Revitalizing the mortgage market begins with technology
For the mortgage industry, 2025 is poised to be a defining year. Home purchases are forecast to climb to 3.8 million, marking a 9% increase in the number of loans compared to the previous year. Additionally, refinancing volume is expected to see a 64% year-over-year leap to 1.8 million refinances, suggesting a strong recovery from the interest rate-induced slowdown of 2023 and 2024. Add to that the reduction in interest rates — various organizations are projecting a decrease in mortgage rates to an average of 5.9% by the end of 2025 — and next year’s environment is primed to foster a more inviting climate for borrowers.
With the promise of increased consumer demand in both home purchasing and refinancing, lenders are encouraged to fortify their financial ground and refine their operational strategies to effectively prepare for the anticipated surge in demand. Lenders who adeptly respond to these trends by enhancing the customer experience through priming service delivery, elevating operational efficiency, and ensuring financial resilience will be best positioned to thrive in the dynamic mortgage landscape of 2025.
1. Leveraging Technology: The Digital Mortgage Experience
There’s a growing preference for digital mortgage solutions driven by the need for speed, efficiency, and convenience that modern technologies provide. Homebuyers are leaning towards digital verification tools, which streamline the loan approval process by minimizing the cumbersome steps traditionally involved in documentation and verification.
Improving digital channels to meet consumer expectations and introducing automated underwriting and digital verification to bring substantial gains in operational efficiency will become the differentiators that gives lenders a competitive edge in today’s rapidly evolving marketplace.
2. Demographic Dynamics: Gen Z Enters the Fray
The arrival of Generation Z into the housing market has already started to change the market. This younger generation is leading a noticeable shift towards co-buying practices among friends, challenging the traditional concepts of homeownership that typically revolve around individual or family purchases.
Gen Z’s digital nativity, combined with their fresh perspective of viewing homes as collaborative investments rather than simple living spaces, necessitates a fundamental shift in how lenders approach the market. Lenders must innovate beyond traditional product offerings to accommodate and attract this emerging demographic and adopt strategies emphasizing flexibility, co-buying-friendly options, and seamless online accessibility.

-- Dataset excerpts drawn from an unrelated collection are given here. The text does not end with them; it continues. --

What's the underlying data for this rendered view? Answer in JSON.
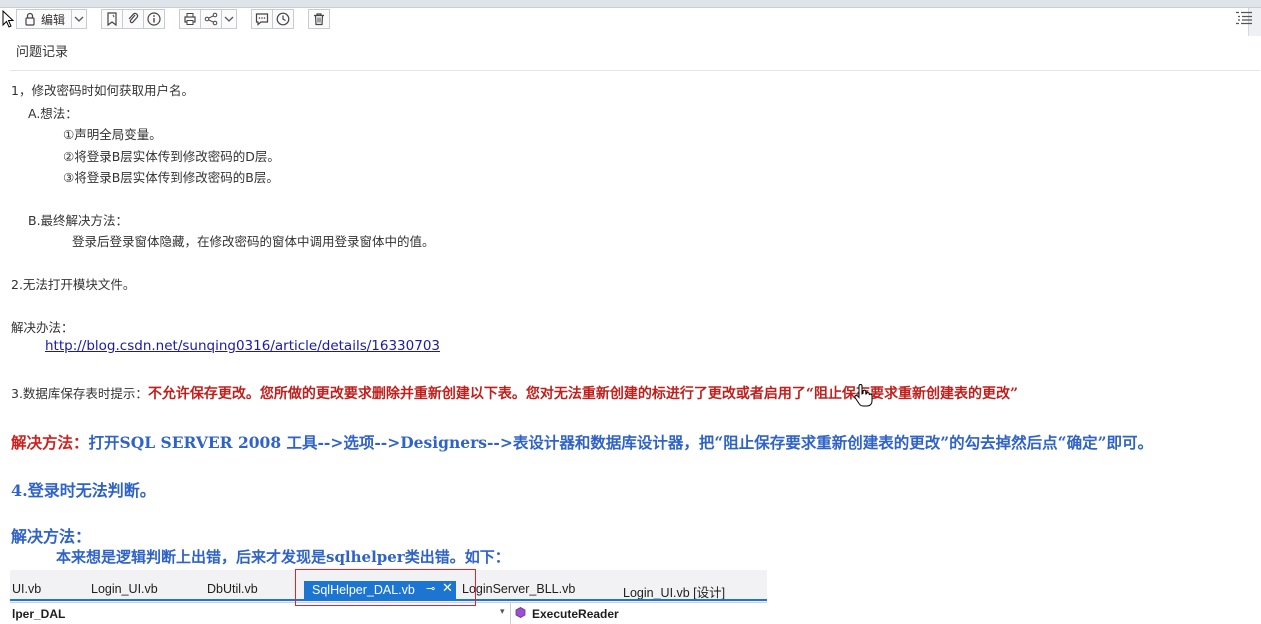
{
  "toolbar": {
    "edit_label": "编辑",
    "icons": [
      "lock-icon",
      "dropdown-icon",
      "bookmark-icon",
      "attachment-icon",
      "info-icon",
      "print-icon",
      "share-icon",
      "comment-icon",
      "clock-icon",
      "delete-icon",
      "outline-icon"
    ]
  },
  "note": {
    "title": "问题记录",
    "lines": {
      "l1": "1，修改密码时如何获取用户名。",
      "l2": "A.想法：",
      "l3": "①声明全局变量。",
      "l4": "②将登录B层实体传到修改密码的D层。",
      "l5": "③将登录B层实体传到修改密码的B层。",
      "l6": "B.最终解决方法：",
      "l7": "登录后登录窗体隐藏，在修改密码的窗体中调用登录窗体中的值。",
      "l8": "2.无法打开模块文件。",
      "l9": "解决办法：",
      "link": "http://blog.csdn.net/sunqing0316/article/details/16330703",
      "l10_prefix": "3.数据库保存表时提示：",
      "l10_red": "不允许保存更改。您所做的更改要求删除并重新创建以下表。您对无法重新创建的标进行了更改或者启用了“阻止保存要求重新创建表的更改”",
      "l11_label": "解决方法：",
      "l11_text": "打开SQL SERVER 2008 工具-->选项-->Designers-->表设计器和数据库设计器，把“阻止保存要求重新创建表的更改”的勾去掉然后点“确定”即可。",
      "l12": "4.登录时无法判断。",
      "l13": "解决方法：",
      "l14": "本来想是逻辑判断上出错，后来才发现是sqlhelper类出错。如下："
    }
  },
  "vs_screenshot": {
    "tabs": [
      "UI.vb",
      "Login_UI.vb",
      "DbUtil.vb",
      "SqlHelper_DAL.vb",
      "LoginServer_BLL.vb",
      "Login_UI.vb [设计]"
    ],
    "active_tab": "SqlHelper_DAL.vb",
    "nav_left": "lper_DAL",
    "nav_right": "ExecuteReader",
    "colors": {
      "active_tab": "#1c76d1",
      "highlight_box": "#e0242a"
    }
  },
  "colors": {
    "red_text": "#c0201d",
    "blue_text": "#2f63c8",
    "link": "#1a1aa6"
  }
}
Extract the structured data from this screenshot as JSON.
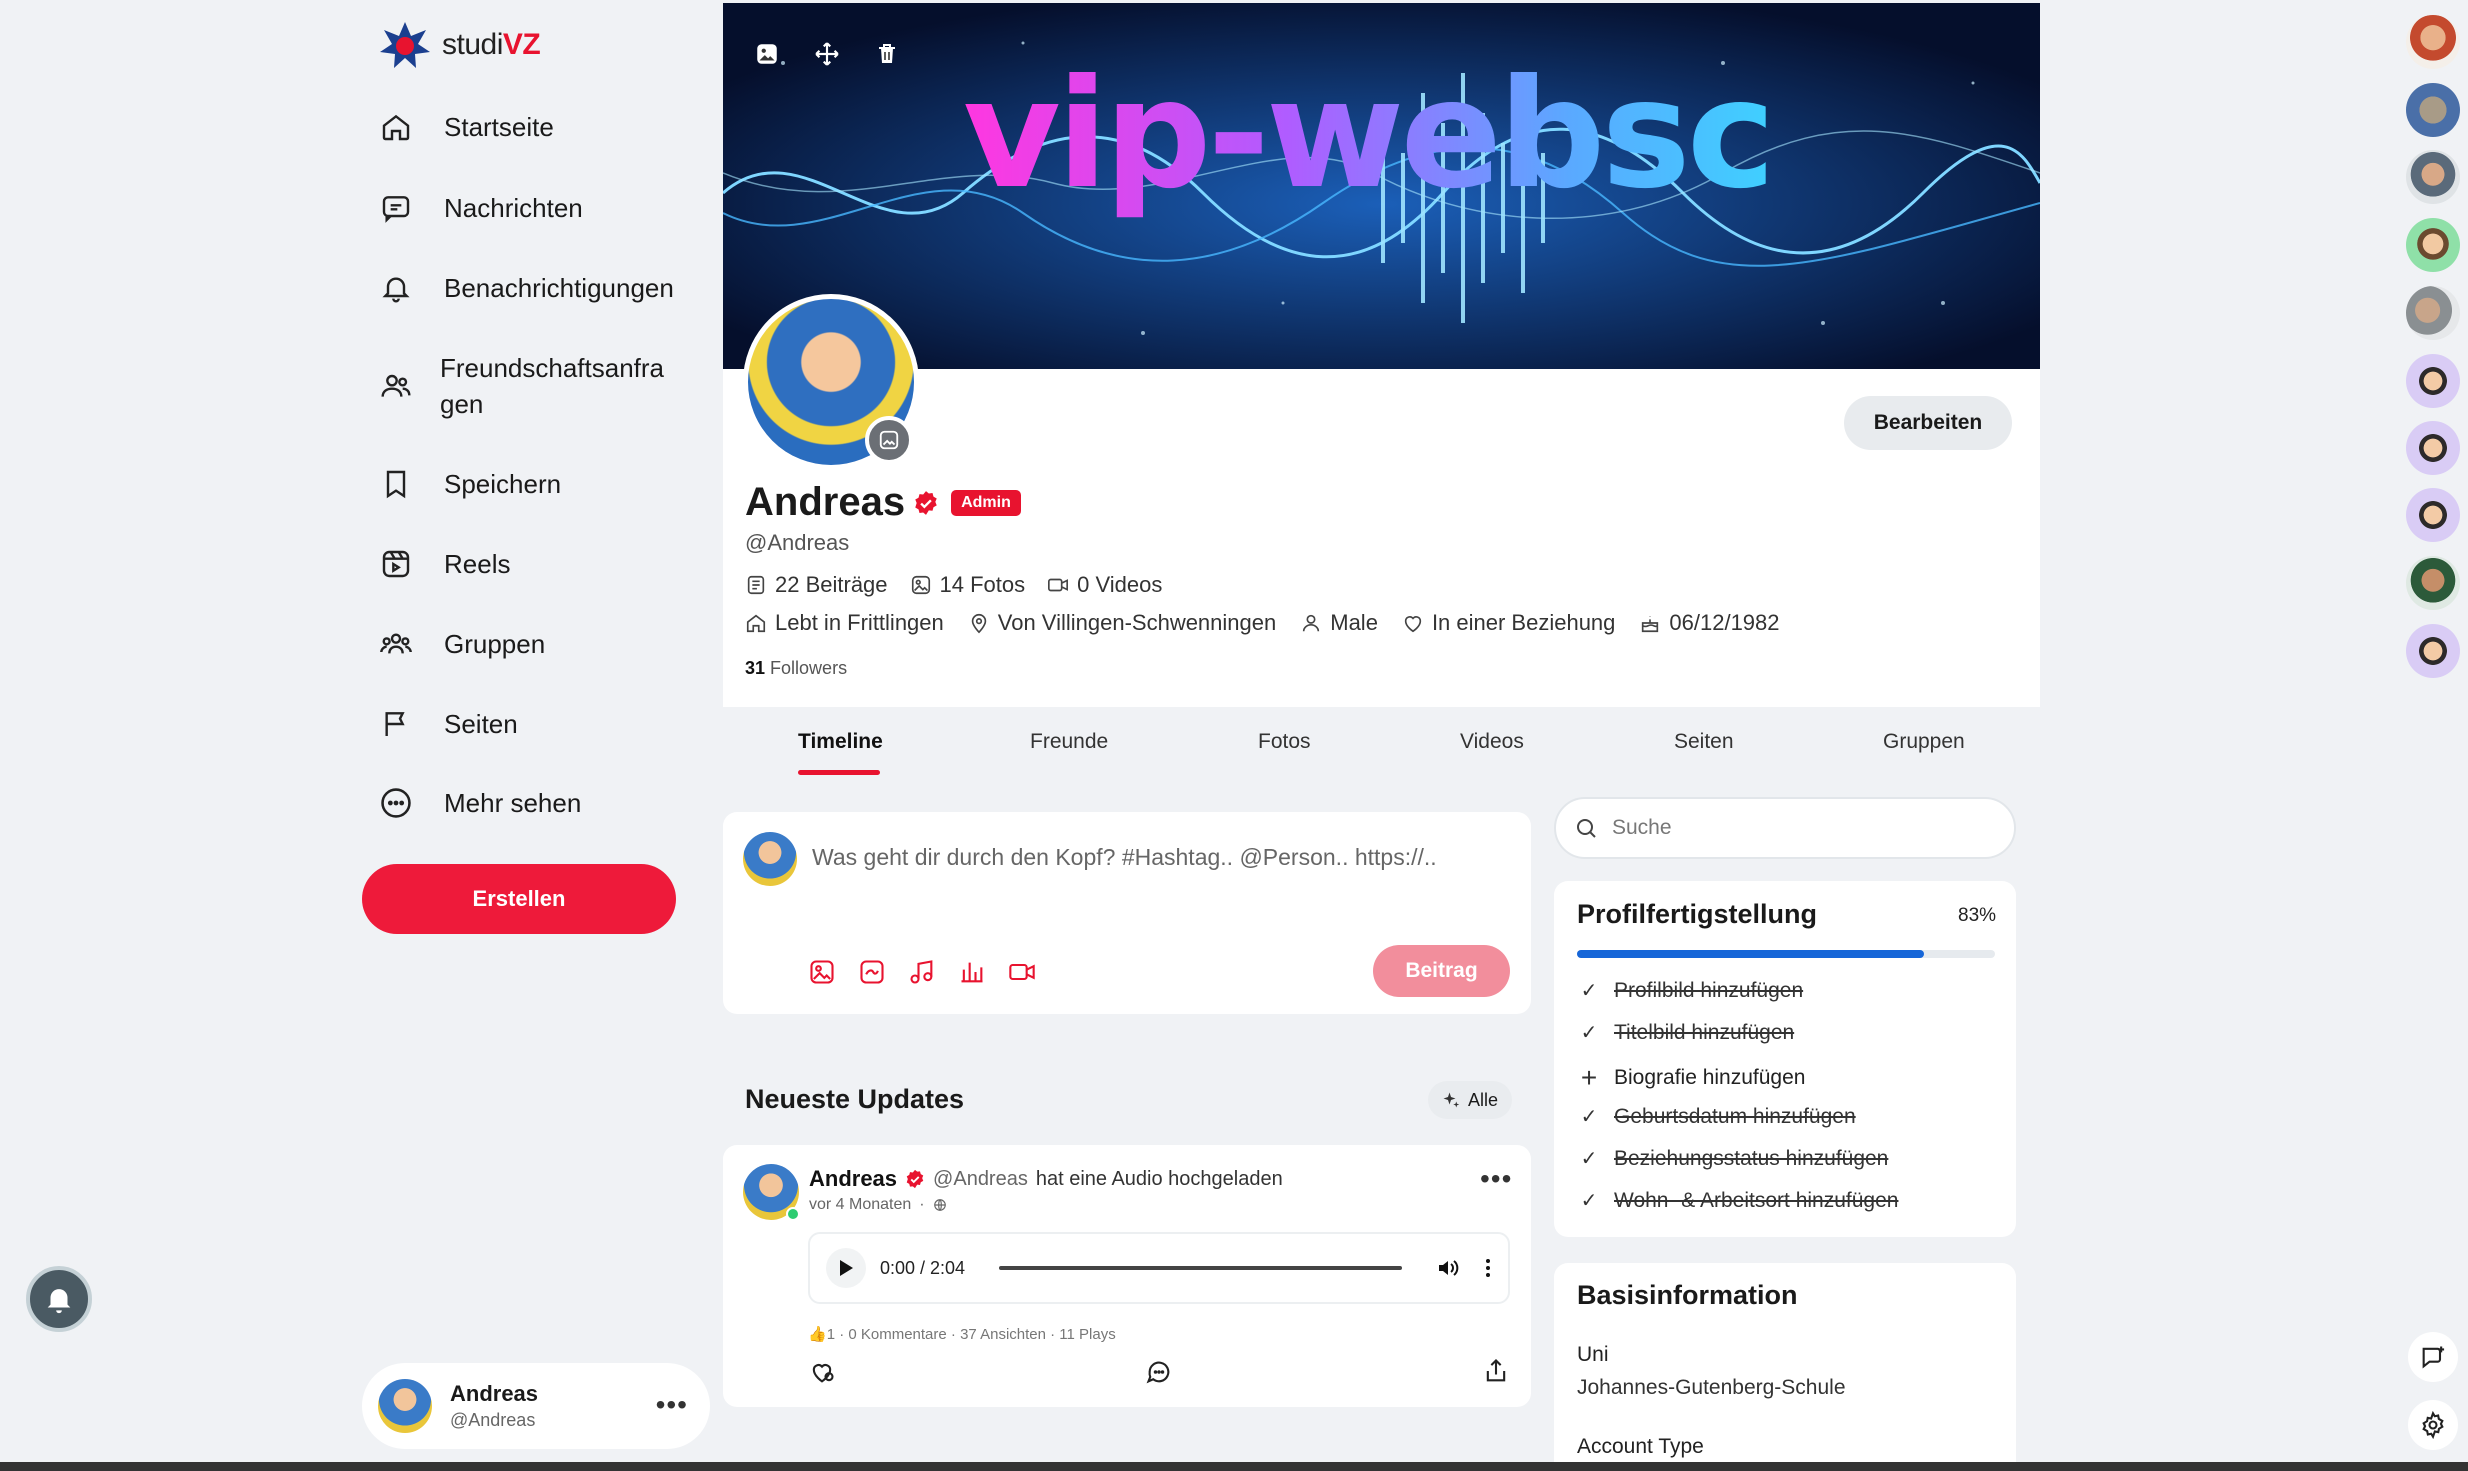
{
  "brand": {
    "name_prefix": "studi",
    "name_suffix": "VZ",
    "accent": "#e8132f"
  },
  "nav": {
    "items": [
      {
        "label": "Startseite",
        "icon": "home-icon"
      },
      {
        "label": "Nachrichten",
        "icon": "chat-icon"
      },
      {
        "label": "Benachrichtigungen",
        "icon": "bell-icon"
      },
      {
        "label": "Freundschaftsanfra\ngen",
        "icon": "friends-icon"
      },
      {
        "label": "Speichern",
        "icon": "bookmark-icon"
      },
      {
        "label": "Reels",
        "icon": "reels-icon"
      },
      {
        "label": "Gruppen",
        "icon": "groups-icon"
      },
      {
        "label": "Seiten",
        "icon": "flag-icon"
      },
      {
        "label": "Mehr sehen",
        "icon": "more-circle-icon"
      }
    ],
    "create_label": "Erstellen"
  },
  "current_user": {
    "name": "Andreas",
    "handle": "@Andreas"
  },
  "cover": {
    "title_text": "vip-websc"
  },
  "profile": {
    "name": "Andreas",
    "badge": "Admin",
    "handle": "@Andreas",
    "edit_label": "Bearbeiten",
    "stats": {
      "posts": "22 Beiträge",
      "photos": "14 Fotos",
      "videos": "0 Videos"
    },
    "info": {
      "lives": "Lebt in Frittlingen",
      "from": "Von Villingen-Schwenningen",
      "gender": "Male",
      "relationship": "In einer Beziehung",
      "birthday": "06/12/1982"
    },
    "followers_count": "31",
    "followers_label": "Followers"
  },
  "tabs": [
    "Timeline",
    "Freunde",
    "Fotos",
    "Videos",
    "Seiten",
    "Gruppen"
  ],
  "active_tab": "Timeline",
  "composer": {
    "placeholder": "Was geht dir durch den Kopf? #Hashtag.. @Person.. https://..",
    "post_label": "Beitrag"
  },
  "updates": {
    "title": "Neueste Updates",
    "filter_label": "Alle"
  },
  "post": {
    "author": "Andreas",
    "handle": "@Andreas",
    "action": "hat eine Audio hochgeladen",
    "time": "vor 4 Monaten",
    "audio_time": "0:00 / 2:04",
    "meta": "1 · 0 Kommentare · 37 Ansichten · 11 Plays"
  },
  "search": {
    "placeholder": "Suche"
  },
  "profile_completion": {
    "title": "Profilfertigstellung",
    "percent_label": "83%",
    "percent": 83,
    "items": [
      {
        "label": "Profilbild hinzufügen",
        "done": true
      },
      {
        "label": "Titelbild hinzufügen",
        "done": true
      },
      {
        "label": "Biografie hinzufügen",
        "done": false
      },
      {
        "label": "Geburtsdatum hinzufügen",
        "done": true
      },
      {
        "label": "Beziehungsstatus hinzufügen",
        "done": true
      },
      {
        "label": "Wohn- & Arbeitsort hinzufügen",
        "done": true
      }
    ]
  },
  "basic_info": {
    "title": "Basisinformation",
    "uni_label": "Uni",
    "uni_value": "Johannes-Gutenberg-Schule",
    "account_type_label": "Account Type"
  },
  "colors": {
    "primary": "#e8132f",
    "progress": "#1666d8",
    "background": "#f0f2f5"
  }
}
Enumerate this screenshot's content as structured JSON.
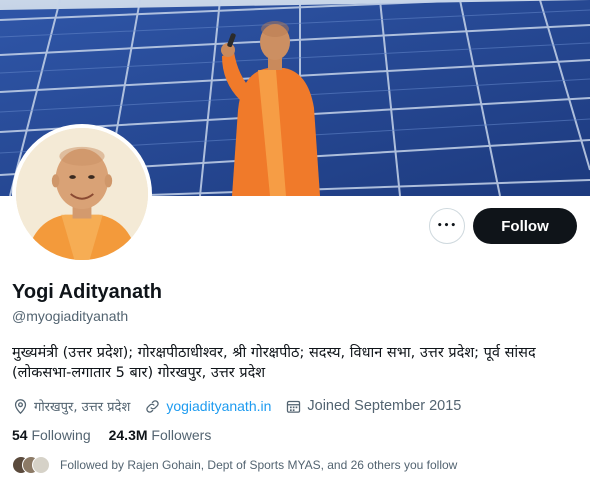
{
  "profile": {
    "name": "Yogi Adityanath",
    "handle": "@myogiadityanath",
    "bio": "मुख्यमंत्री (उत्तर प्रदेश); गोरक्षपीठाधीश्वर, श्री गोरक्षपीठ; सदस्य, विधान सभा, उत्तर प्रदेश; पूर्व सांसद (लोकसभा-लगातार 5 बार) गोरखपुर, उत्तर प्रदेश"
  },
  "actions": {
    "more_label": "•••",
    "follow_label": "Follow"
  },
  "meta": {
    "location": "गोरखपुर, उत्तर प्रदेश",
    "website": "yogiadityanath.in",
    "joined": "Joined September 2015"
  },
  "stats": {
    "following_count": "54",
    "following_label": "Following",
    "followers_count": "24.3M",
    "followers_label": "Followers"
  },
  "followed_by": {
    "text": "Followed by Rajen Gohain, Dept of Sports MYAS, and 26 others you follow"
  },
  "colors": {
    "follow_bg": "#0f1419",
    "link": "#1d9bf0",
    "secondary_text": "#536471",
    "saffron": "#f07a2a"
  },
  "icons": [
    "more-icon",
    "location-icon",
    "link-icon",
    "calendar-icon"
  ]
}
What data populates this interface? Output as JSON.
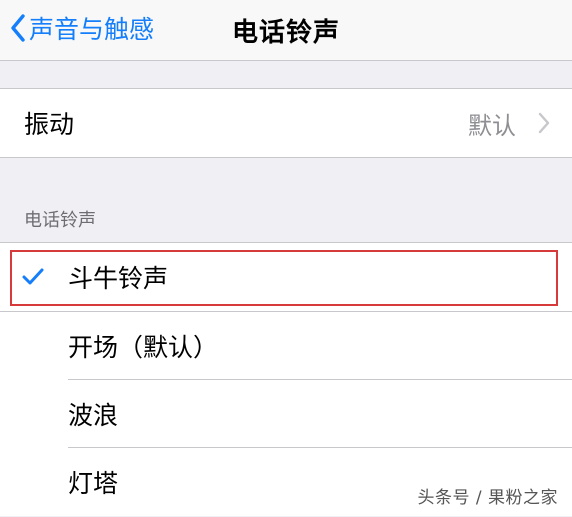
{
  "nav": {
    "back_label": "声音与触感",
    "title": "电话铃声"
  },
  "vibration": {
    "label": "振动",
    "value": "默认"
  },
  "section_header": "电话铃声",
  "ringtones": [
    {
      "name": "斗牛铃声",
      "selected": true
    },
    {
      "name": "开场（默认）",
      "selected": false
    },
    {
      "name": "波浪",
      "selected": false
    },
    {
      "name": "灯塔",
      "selected": false
    }
  ],
  "watermark": "头条号 / 果粉之家",
  "colors": {
    "accent": "#147efb",
    "highlight_box": "#d63a3a",
    "background": "#efeff4"
  },
  "icons": [
    "chevron-left-icon",
    "chevron-right-icon",
    "checkmark-icon"
  ]
}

Furthermore, catering to Gen Z’s preferences extends beyond immediate business gains; this approach represents a strategic investment in the housing market’s future.
By adapting to this generation’s unique needs and behaviors, lenders can position themselves as preferred partners for a new wave of homebuyers. This requires a thoughtful reassessment of loan products, application processes, and customer engagement strategies to ensure they resonate with Gen Z’s values, such as sustainability, community, and digital integration. By embracing this shift, lenders not only stand to capture a significant portion of the market share, but they will also lay the groundwork for sustained relevance and growth.
3. Talent Management in 2025: Rebounding from Reductions
According to the latest Mortgage Lender Sentiment Survey from Fannie Mae, talent management remains a top priority for mortgage lenders. After significant workforce reductions throughout 2023, when nearly two-thirds of lenders downsized, there’s cautious optimism about potential growth in staffing levels in 2025. However, there is also realistic anticipation that hiring may be slow, prompting lenders to consider how best to meet increasing demands with a reduced workforce.
Given this context, the focus for many lenders has shifted toward leveraging technology as a strategic partner to bridge potential gaps caused by fewer staff members. The emphasis on strategic talent acquisition, development, and retention now significantly focuses on integrating advanced technologies to enhance operational efficiency and customer service.
Making this transition to a streamlined workforce will mean that there is a need for robust training programs that foster career development and improve tech-savviness among existing employees in order to maintain agility, innovate effectively, and deliver exceptional customer service.
Begin Preparing for 2025 Today
Those prepared to embrace technological innovations, respond to changing demographic demands, and invest in talent development will be well-positioned to capitalize on future growth opportunities in 2025. Lenders who strategically adopt technology and make changes today will be the ones to define the industry’s future by setting new benchmarks for excellence and innovation in mortgage lending.
By embracing these strategies in the new year, mortgage lenders have the chance to succeed in the short term and build a foundation for long-term growth and leadership in an ever-changing market landscape.